The molecular organization of endothelial cell to cell junctions: differential association of plakoglobin, beta-catenin, and alpha- catenin with vascular endothelial cadherin (VE-cadherin)

PMCID: PMC2120375  PMID: 7698986

Abstract

In this paper we report that the assembly of interendothelial junctions containing the cell type-specific vascular endothelial cadherin (VE- cadherin or cadherin-5) is a dynamic process which is affected by the functional state of the cells. Immunofluorescence double labeling of endothelial cells (EC) cultures indicated that VE-cadherin, alpha- catenin, and beta-catenin colocalized in areas of cell to cell contact both in sparse and confluent EC monolayers.

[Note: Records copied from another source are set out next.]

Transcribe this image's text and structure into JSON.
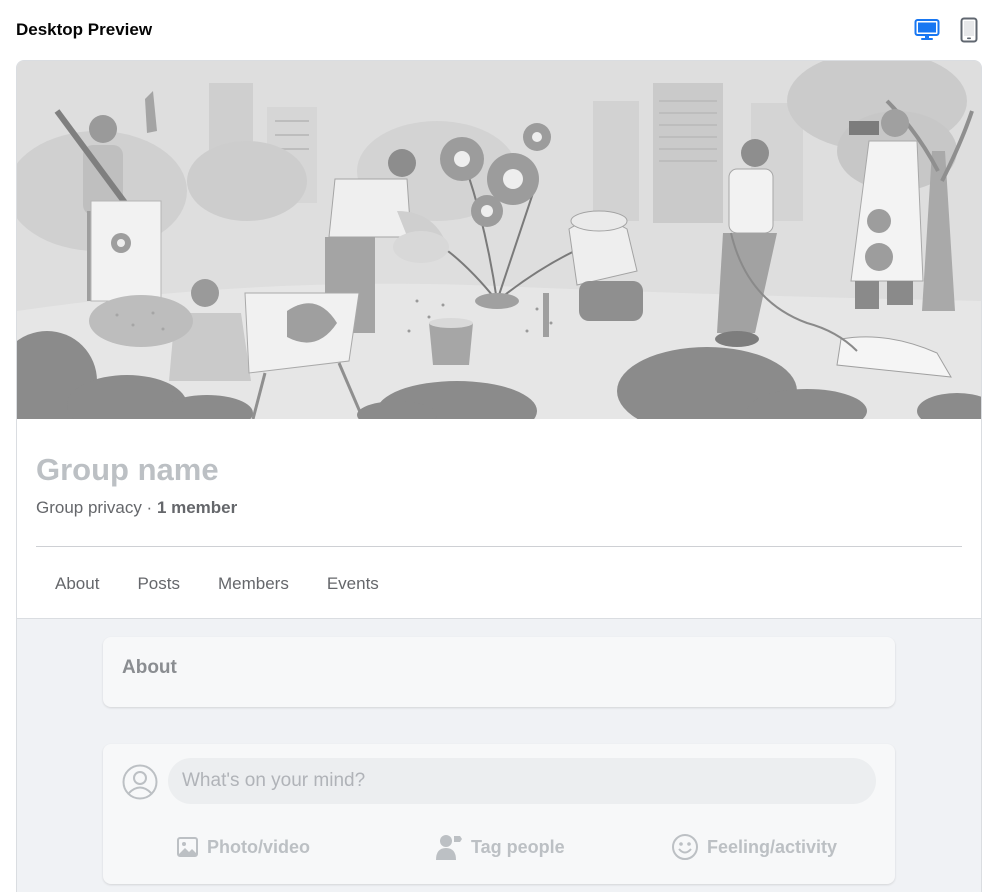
{
  "header": {
    "title": "Desktop Preview",
    "active_device": "desktop",
    "accent_color": "#1877f2",
    "devices": [
      {
        "name": "desktop",
        "icon": "monitor-icon"
      },
      {
        "name": "mobile",
        "icon": "phone-icon"
      }
    ]
  },
  "cover": {
    "icon": "community-garden-illustration"
  },
  "group": {
    "name": "Group name",
    "privacy": "Group privacy",
    "separator": " · ",
    "members": "1 member"
  },
  "tabs": [
    {
      "label": "About"
    },
    {
      "label": "Posts"
    },
    {
      "label": "Members"
    },
    {
      "label": "Events"
    }
  ],
  "about_card": {
    "title": "About"
  },
  "composer": {
    "placeholder": "What's on your mind?",
    "avatar_icon": "user-avatar-icon",
    "actions": [
      {
        "label": "Photo/video",
        "icon": "photo-icon"
      },
      {
        "label": "Tag people",
        "icon": "tag-people-icon"
      },
      {
        "label": "Feeling/activity",
        "icon": "smiley-icon"
      }
    ]
  }
}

In contrast, plakoglobin became associated with cell-cell junctions only in tightly confluent cells concomitantly with an increase in its protein and mRNA levels. Furthermore, the amount of plakoglobin coimmunoprecipitated with VE- cadherin, increased in closely packed monolayers. Artificial wounding of confluent EC monolayers resulted in a major reorganization of VE- cadherin, alpha-catenin, beta-catenin, and plakoglobin. All these proteins decreased in intensity at the boundaries of EC migrating into the lesion. In contrast, EC located immediately behind the migrating front retained junctional VE-cadherin, alpha-catenin, and beta-catenin while plakoglobin was absent from these sites. In line with this observation, the amount of plakoglobin coimmunoprecipitated with VE- cadherin decreased in migrating EC. These data suggest that VE- cadherin, alpha-catenin, and beta-catenin are already associated with each other at early stages of intercellular adhesion and become readily organized at nascant cell contacts. Plakoglobin, on the other hand, associates with junctions only when cells approach confluence. When cells migrate, this order is reversed, namely, plakoglobin dissociates first and, then, VE-cadherin, alpha-catenin, and beta-catenin disassemble from the junctions. The late association of plakoglobin with junctions suggests that while VE-cadherin/alpha-catenin/beta- catenin complex can function as an early recognition mechanism between EC, the formation of mature, cytoskeleton-bound junctions requires plakoglobin synthesis and organization.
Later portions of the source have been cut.